Revenue up at VMware as CEO teases future acquisitions
Q3 sees VMware revenue up six per cent to $1.78bn
Revenue at VMware was up six per cent in Q3, with CEO Pat Gelsinger hinting that the vendor is primed for future acquisitions.
For the three months ending 30 September VMware recorded revenue of $1.78bn (£1.45bn), a six per cent increase on the same period last year.
On an earnings call CEO Pat Gelsinger (pictured) hinted that the vendor is on the lookout for acquisitions, following the takeover of software-defined datacentre security firm Arkin earlier this year.
"We have performed well on our acquisitions," he said.
"They play key roles in our current product portfolio and we believe that there are good opportunities for us to make acquisitions and as we describe, we really have two primary uses of our cash buybacks, for shareholder return and for acquisitions.

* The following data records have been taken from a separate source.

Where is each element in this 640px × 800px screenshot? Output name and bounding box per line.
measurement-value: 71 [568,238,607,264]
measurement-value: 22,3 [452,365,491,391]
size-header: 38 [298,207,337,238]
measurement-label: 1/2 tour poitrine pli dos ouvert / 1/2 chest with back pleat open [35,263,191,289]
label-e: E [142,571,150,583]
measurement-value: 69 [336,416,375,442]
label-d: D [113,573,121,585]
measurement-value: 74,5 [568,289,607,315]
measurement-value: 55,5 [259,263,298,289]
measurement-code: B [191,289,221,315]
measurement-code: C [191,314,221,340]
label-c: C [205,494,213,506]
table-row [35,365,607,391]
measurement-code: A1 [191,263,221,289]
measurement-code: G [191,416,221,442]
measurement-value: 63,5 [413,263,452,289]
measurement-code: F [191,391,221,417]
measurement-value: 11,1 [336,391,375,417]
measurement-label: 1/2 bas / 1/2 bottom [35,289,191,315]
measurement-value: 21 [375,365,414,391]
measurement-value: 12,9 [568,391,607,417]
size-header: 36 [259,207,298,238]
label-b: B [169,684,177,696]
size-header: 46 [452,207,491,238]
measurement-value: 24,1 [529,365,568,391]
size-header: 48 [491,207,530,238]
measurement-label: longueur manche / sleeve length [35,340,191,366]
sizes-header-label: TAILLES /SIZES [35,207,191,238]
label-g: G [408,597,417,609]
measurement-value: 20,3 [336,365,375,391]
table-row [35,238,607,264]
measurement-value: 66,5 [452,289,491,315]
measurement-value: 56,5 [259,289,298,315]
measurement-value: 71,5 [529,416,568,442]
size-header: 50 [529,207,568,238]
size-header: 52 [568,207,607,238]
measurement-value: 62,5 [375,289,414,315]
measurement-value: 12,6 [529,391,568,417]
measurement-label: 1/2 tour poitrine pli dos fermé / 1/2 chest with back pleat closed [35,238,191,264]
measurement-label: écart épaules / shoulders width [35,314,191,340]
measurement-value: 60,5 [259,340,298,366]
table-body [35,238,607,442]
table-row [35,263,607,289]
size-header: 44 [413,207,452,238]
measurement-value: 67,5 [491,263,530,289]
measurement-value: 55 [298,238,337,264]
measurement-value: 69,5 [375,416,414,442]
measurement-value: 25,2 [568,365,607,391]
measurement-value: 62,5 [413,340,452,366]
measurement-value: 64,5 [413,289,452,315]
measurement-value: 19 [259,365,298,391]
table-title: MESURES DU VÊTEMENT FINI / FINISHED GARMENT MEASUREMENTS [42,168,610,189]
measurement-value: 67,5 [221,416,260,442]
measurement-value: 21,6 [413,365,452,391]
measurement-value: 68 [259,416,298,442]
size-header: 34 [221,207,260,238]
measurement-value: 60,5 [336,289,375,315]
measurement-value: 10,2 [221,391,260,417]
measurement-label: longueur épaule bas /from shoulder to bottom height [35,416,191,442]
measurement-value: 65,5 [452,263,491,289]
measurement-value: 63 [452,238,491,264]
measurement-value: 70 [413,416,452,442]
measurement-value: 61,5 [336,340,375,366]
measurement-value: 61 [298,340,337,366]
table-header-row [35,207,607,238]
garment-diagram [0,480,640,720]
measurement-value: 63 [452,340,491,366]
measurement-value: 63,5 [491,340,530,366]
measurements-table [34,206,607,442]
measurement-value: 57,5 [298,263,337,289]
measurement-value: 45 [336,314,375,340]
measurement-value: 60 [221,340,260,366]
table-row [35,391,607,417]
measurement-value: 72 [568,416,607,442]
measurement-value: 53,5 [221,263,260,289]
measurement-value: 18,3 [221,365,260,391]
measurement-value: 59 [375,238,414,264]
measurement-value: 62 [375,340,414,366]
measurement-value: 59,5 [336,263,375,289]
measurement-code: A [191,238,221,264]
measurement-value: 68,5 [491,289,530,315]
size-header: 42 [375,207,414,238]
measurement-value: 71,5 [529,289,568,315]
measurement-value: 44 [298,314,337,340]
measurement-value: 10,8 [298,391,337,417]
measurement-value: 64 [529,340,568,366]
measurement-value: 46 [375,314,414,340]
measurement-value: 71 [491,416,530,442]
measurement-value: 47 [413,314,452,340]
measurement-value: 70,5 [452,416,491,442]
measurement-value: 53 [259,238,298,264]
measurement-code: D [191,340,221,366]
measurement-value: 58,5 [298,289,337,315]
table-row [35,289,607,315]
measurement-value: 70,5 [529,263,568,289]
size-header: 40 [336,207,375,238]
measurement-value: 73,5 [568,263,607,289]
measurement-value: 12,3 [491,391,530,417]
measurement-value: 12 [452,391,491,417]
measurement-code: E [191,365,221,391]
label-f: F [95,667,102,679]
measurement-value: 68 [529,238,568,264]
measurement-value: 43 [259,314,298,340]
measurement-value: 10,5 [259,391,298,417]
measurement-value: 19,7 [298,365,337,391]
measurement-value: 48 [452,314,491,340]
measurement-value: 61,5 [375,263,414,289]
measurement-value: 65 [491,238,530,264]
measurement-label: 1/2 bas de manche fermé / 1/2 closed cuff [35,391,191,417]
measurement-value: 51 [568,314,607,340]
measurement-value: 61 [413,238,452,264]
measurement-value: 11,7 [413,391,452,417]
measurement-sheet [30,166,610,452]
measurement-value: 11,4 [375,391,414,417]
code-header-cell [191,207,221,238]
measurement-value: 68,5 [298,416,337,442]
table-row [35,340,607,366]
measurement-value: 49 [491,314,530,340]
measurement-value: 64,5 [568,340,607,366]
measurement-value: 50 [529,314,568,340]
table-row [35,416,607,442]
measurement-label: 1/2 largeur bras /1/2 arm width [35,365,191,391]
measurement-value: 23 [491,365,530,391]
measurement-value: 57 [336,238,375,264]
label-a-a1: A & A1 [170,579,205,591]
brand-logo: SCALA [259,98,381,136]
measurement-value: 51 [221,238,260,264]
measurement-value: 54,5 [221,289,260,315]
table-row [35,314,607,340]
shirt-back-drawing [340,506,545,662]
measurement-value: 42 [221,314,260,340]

"We do see a range of opportunities across management, network, security and mobility as potential targets and those are the areas that we have explored in the past and we do see those as good ones to augment and accelerate our strategy looking forward."
Gelsinger also shed light on VMware's recently announced partnership with Amazon Web Services (AWS) which will see VMware's private cloud offering available on AWS' public cloud.
The AWS partnership comes after VMware announced a cloud collaboration with IBM at the beginning of the year.
"Generally we expect, as we bring it into the marketplace in the middle of next year, that we'll be more enterprise oriented initially, as we focus on some of our largest and most strategic customers," he said.
"We will make it broadly available through our channel programme as well as Amazon's channel programme for their marketplace offerings. We will engage with mutual partners for it as well, including some of our largest system integrator partners - they've shown quite a lot of interest in that capability over time."
VMware also announced the formation of a new internal products and cloud services division to be headed up by Raghu Raghuram and Rajiv Ramaswami. Sanjay Poonen has also left his role as general manager of end-user computing to become chief operating officer of customer operations.